Frau G. hatte lange Zeit im Elternhaus gelebt, liebevoll umsorgt, beschützt – ja, fast ein wenig zu sehr. Ihre Mutter wachte über sie mit einer Fürsorge, die kaum Raum ließ für eigenes Wachstum, für Entfaltung. Frau G. war ein leiser, angepasster Mensch – nicht, weil sie nicht mehr in sich trug, sondern weil sie es nie hatte lernen können, ihre eigenen Flügel auszubreiten. Die Welt, die sie kannte, war klein, aber sicher.
Doch vor etwa zehn Jahren änderte sich alles. Frau G. bekam einen Platz im Gemeindeintegrierten Wohnen unserer Einrichtung – und mit ihm begann ein neues Kapitel. Ein Aufbruch.
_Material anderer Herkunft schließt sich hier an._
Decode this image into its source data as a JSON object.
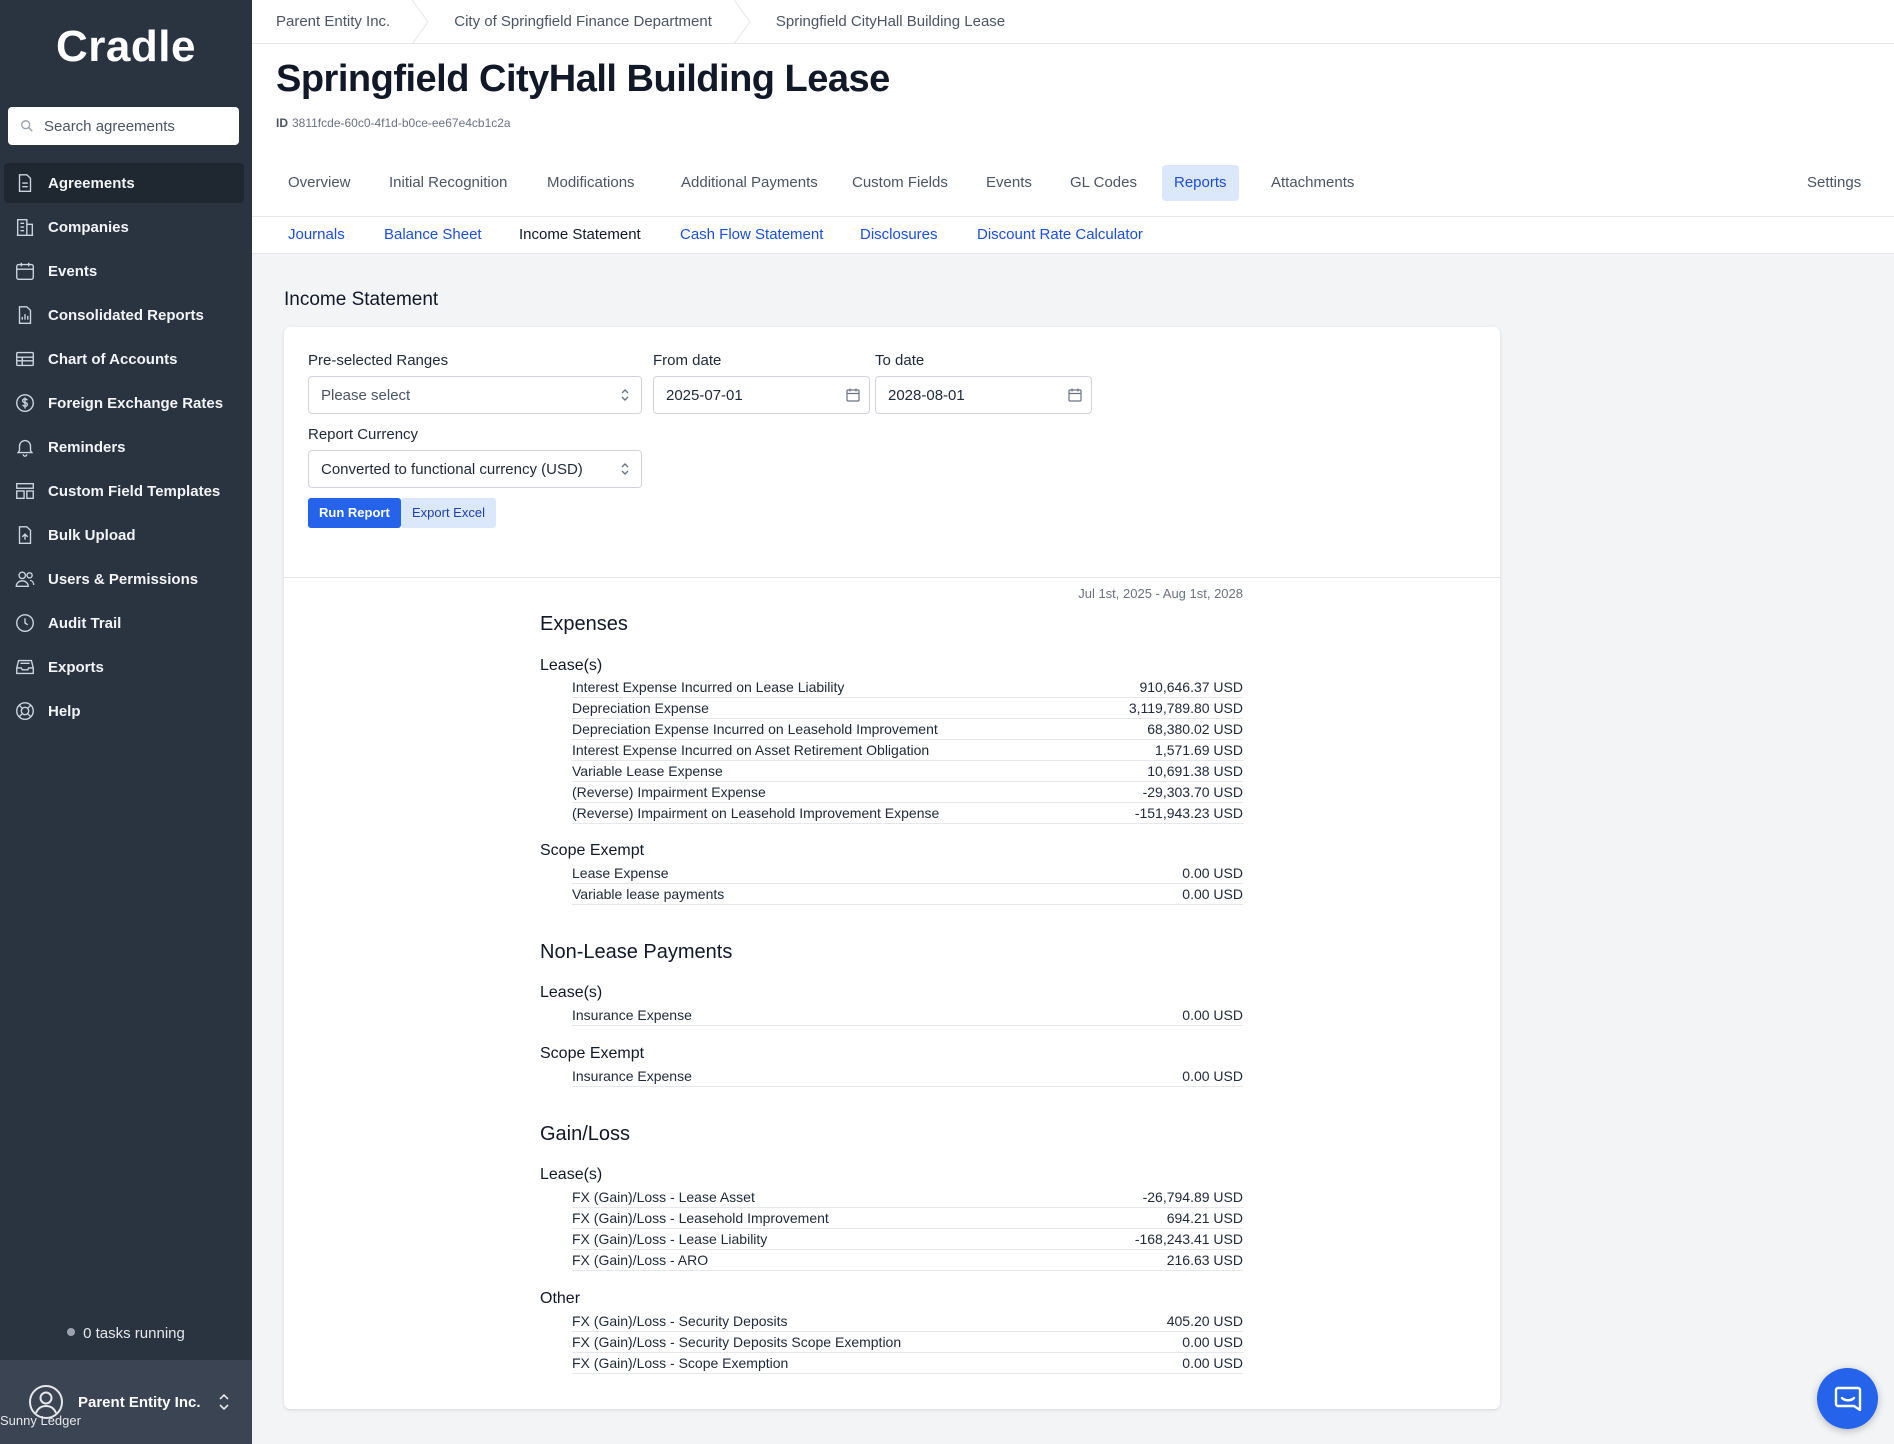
{
  "app": {
    "logo": "Cradle"
  },
  "search": {
    "placeholder": "Search agreements"
  },
  "sidebar": {
    "items": [
      {
        "label": "Agreements",
        "icon": "document-icon"
      },
      {
        "label": "Companies",
        "icon": "building-icon"
      },
      {
        "label": "Events",
        "icon": "calendar-icon"
      },
      {
        "label": "Consolidated Reports",
        "icon": "report-icon"
      },
      {
        "label": "Chart of Accounts",
        "icon": "table-icon"
      },
      {
        "label": "Foreign Exchange Rates",
        "icon": "currency-icon"
      },
      {
        "label": "Reminders",
        "icon": "bell-icon"
      },
      {
        "label": "Custom Field Templates",
        "icon": "template-icon"
      },
      {
        "label": "Bulk Upload",
        "icon": "upload-icon"
      },
      {
        "label": "Users & Permissions",
        "icon": "users-icon"
      },
      {
        "label": "Audit Trail",
        "icon": "clock-icon"
      },
      {
        "label": "Exports",
        "icon": "tray-icon"
      },
      {
        "label": "Help",
        "icon": "lifebuoy-icon"
      }
    ],
    "tasks": "0 tasks running",
    "account": {
      "name": "Parent Entity Inc.",
      "sub": "Sunny Ledger"
    }
  },
  "breadcrumb": [
    "Parent Entity Inc.",
    "City of Springfield Finance Department",
    "Springfield CityHall Building Lease"
  ],
  "page": {
    "title": "Springfield CityHall Building Lease",
    "id_label": "ID",
    "id_value": "3811fcde-60c0-4f1d-b0ce-ee67e4cb1c2a"
  },
  "tabs": [
    "Overview",
    "Initial Recognition",
    "Modifications",
    "Additional Payments",
    "Custom Fields",
    "Events",
    "GL Codes",
    "Reports",
    "Attachments",
    "Settings"
  ],
  "subtabs": [
    "Journals",
    "Balance Sheet",
    "Income Statement",
    "Cash Flow Statement",
    "Disclosures",
    "Discount Rate Calculator"
  ],
  "section_title": "Income Statement",
  "form": {
    "ranges_label": "Pre-selected Ranges",
    "ranges_placeholder": "Please select",
    "from_label": "From date",
    "from_value": "2025-07-01",
    "to_label": "To date",
    "to_value": "2028-08-01",
    "currency_label": "Report Currency",
    "currency_value": "Converted to functional currency (USD)",
    "run": "Run Report",
    "export": "Export Excel"
  },
  "report": {
    "period": "Jul 1st, 2025 - Aug 1st, 2028",
    "expenses": {
      "title": "Expenses",
      "lease_title": "Lease(s)",
      "lease": [
        {
          "label": "Interest Expense Incurred on Lease Liability",
          "value": "910,646.37 USD"
        },
        {
          "label": "Depreciation Expense",
          "value": "3,119,789.80 USD"
        },
        {
          "label": "Depreciation Expense Incurred on Leasehold Improvement",
          "value": "68,380.02 USD"
        },
        {
          "label": "Interest Expense Incurred on Asset Retirement Obligation",
          "value": "1,571.69 USD"
        },
        {
          "label": "Variable Lease Expense",
          "value": "10,691.38 USD"
        },
        {
          "label": "(Reverse) Impairment Expense",
          "value": "-29,303.70 USD"
        },
        {
          "label": "(Reverse) Impairment on Leasehold Improvement Expense",
          "value": "-151,943.23 USD"
        }
      ],
      "scope_title": "Scope Exempt",
      "scope": [
        {
          "label": "Lease Expense",
          "value": "0.00 USD"
        },
        {
          "label": "Variable lease payments",
          "value": "0.00 USD"
        }
      ]
    },
    "nonlease": {
      "title": "Non-Lease Payments",
      "lease_title": "Lease(s)",
      "lease": [
        {
          "label": "Insurance Expense",
          "value": "0.00 USD"
        }
      ],
      "scope_title": "Scope Exempt",
      "scope": [
        {
          "label": "Insurance Expense",
          "value": "0.00 USD"
        }
      ]
    },
    "gainloss": {
      "title": "Gain/Loss",
      "lease_title": "Lease(s)",
      "lease": [
        {
          "label": "FX (Gain)/Loss - Lease Asset",
          "value": "-26,794.89 USD"
        },
        {
          "label": "FX (Gain)/Loss - Leasehold Improvement",
          "value": "694.21 USD"
        },
        {
          "label": "FX (Gain)/Loss - Lease Liability",
          "value": "-168,243.41 USD"
        },
        {
          "label": "FX (Gain)/Loss - ARO",
          "value": "216.63 USD"
        }
      ],
      "other_title": "Other",
      "other": [
        {
          "label": "FX (Gain)/Loss - Security Deposits",
          "value": "405.20 USD"
        },
        {
          "label": "FX (Gain)/Loss - Security Deposits Scope Exemption",
          "value": "0.00 USD"
        },
        {
          "label": "FX (Gain)/Loss - Scope Exemption",
          "value": "0.00 USD"
        }
      ]
    }
  }
}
Ihre Cousine nannte es „ein Geschenk des Lebens“. Und in der Tat – es war, als hätte Frau G. zum ersten Mal tief durchgeatmet.
Mit jedem Tag gewann sie ein Stück mehr von sich selbst zurück – oder vielleicht: entdeckte sich überhaupt erst neu. Sie wurde selbstbewusster, traute sich, ihre Wünsche auszusprechen – und sie auch zu leben. Ihre Augen begannen zu leuchten, ihr Wesen wurde freier, offener, lebendiger. Sie blühte auf, wie ein Frühling nach einem langen Winter.
Was sie in diesen Jahren erleben durfte, war nicht weniger als eine innere Auferstehung. Ein neues Leben – voller Farbe, voller Licht, voller eigener Töne. Und auch wenn sie nun nicht mehr unter uns ist – diese Wandlung, dieses leise Wunder, wird bleiben. Als Erinnerung. Als Ermutigung. Als Ostergeschichte.
Wenn wir in diesen Tagen Ostern feiern, feiern wir genau das: die Kraft der Wandlung, das Geheimnis des Lebens, das stärker ist als der Tod. Die Auferstehung Jesu ist Gottes Zeichen der Liebe – ein leuchtendes „Ja“ zum Leben, das uns alle umfasst. Und so öffnet Ostern auch für uns immer wieder Türen: hinaus aus Enge, hinein in Weite. Hinaus aus dem, was war – hin zu dem, was möglich ist.